Позвонил сестре и родителям. Первой, как обычно, не оказалось. Он оставил сообщение. До чего больно было произносить каждое слово! Затем на экране появилась мать. Кевин чувствовал противоестественную смесь силы и беспомощности, когда рассказывал ей о случившемся. Сейчас он остро ощутил, каково было Педро – приехать к нему и сообщить о несчастье.
Искаженное горем родное лицо на экране. После краткой неловкой беседы они с матерью пообещали друг другу вскоре еще созвониться.
Вечером Кевин вышел на кухню и обнаружил там стоящую у плиты Дорис. Та готовила ужин на всех.
– Сегодня моя очередь, – сказал Кевин.
– Знаешь, нам никак не удается найти тех его друзей, – вместо ответа произнесла Дорис. – Я думаю, может, они сами проявятся?
– Да…
Дорис нахмурила брови.
* * *
Кевин проклинал на чем свет стоит бестолковый экипаж «Ганеша»; клял ненасытную Надежду.
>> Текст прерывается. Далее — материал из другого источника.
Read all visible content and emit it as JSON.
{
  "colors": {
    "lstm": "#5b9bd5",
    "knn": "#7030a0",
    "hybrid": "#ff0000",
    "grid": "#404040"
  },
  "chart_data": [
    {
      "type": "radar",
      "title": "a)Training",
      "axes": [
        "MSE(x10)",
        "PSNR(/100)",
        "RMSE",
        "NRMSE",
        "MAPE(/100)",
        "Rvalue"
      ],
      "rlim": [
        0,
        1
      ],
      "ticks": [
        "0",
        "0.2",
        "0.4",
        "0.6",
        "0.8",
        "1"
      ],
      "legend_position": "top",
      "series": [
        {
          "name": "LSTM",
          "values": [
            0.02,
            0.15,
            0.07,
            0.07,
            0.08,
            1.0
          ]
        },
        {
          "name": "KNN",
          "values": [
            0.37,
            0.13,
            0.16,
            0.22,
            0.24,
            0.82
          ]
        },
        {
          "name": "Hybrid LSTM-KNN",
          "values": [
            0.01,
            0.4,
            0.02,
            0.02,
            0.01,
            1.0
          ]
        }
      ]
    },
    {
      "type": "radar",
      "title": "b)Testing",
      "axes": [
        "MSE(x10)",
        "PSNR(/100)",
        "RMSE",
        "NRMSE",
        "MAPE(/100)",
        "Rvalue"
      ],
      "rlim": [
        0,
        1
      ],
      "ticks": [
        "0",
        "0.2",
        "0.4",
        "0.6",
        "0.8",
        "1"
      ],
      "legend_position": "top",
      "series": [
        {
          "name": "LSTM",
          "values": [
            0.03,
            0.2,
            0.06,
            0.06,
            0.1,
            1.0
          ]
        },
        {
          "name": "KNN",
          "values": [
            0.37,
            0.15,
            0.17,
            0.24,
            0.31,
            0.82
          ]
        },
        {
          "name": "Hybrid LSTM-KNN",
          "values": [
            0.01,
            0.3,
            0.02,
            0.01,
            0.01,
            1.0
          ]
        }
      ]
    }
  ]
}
Довольно неожиданно Надежда объявилась сама – по телевизору. Рука на перевязи, лицо угрюмое, какое-то… перевернутое, что ли. Кевин вспомнил рассказ Тома про ее жизнь; жизнь эта была нелегкой.
Надежда описала подробности кораблекрушения. Без вести пропали еще четыре человека – видимо, они оказались заперты в носовых отсеках и пытались пробраться на корму по палубе. Том исчез во время неразберихи у спасательных лодок, и никто с уверенностью не может сказать, что произошло. Пропал. Каждый думал, что Том сидит в другой лодке.
Надежда говорила и говорила, пока Кевин не остановил ее, попросив, чтобы она приехала в Эль-Модену; сказал, что хотел бы ее видеть. Надежда пообещала, но выглядела она ужасно уставшей, измученной, просто-таки выпотрошенной, и Кевин совсем не был уверен, что обещание будет исполнено.
Только после разговора с Надеждой Кевин по-настоящему понял, что произошло; поверил в несчастье. Том умер…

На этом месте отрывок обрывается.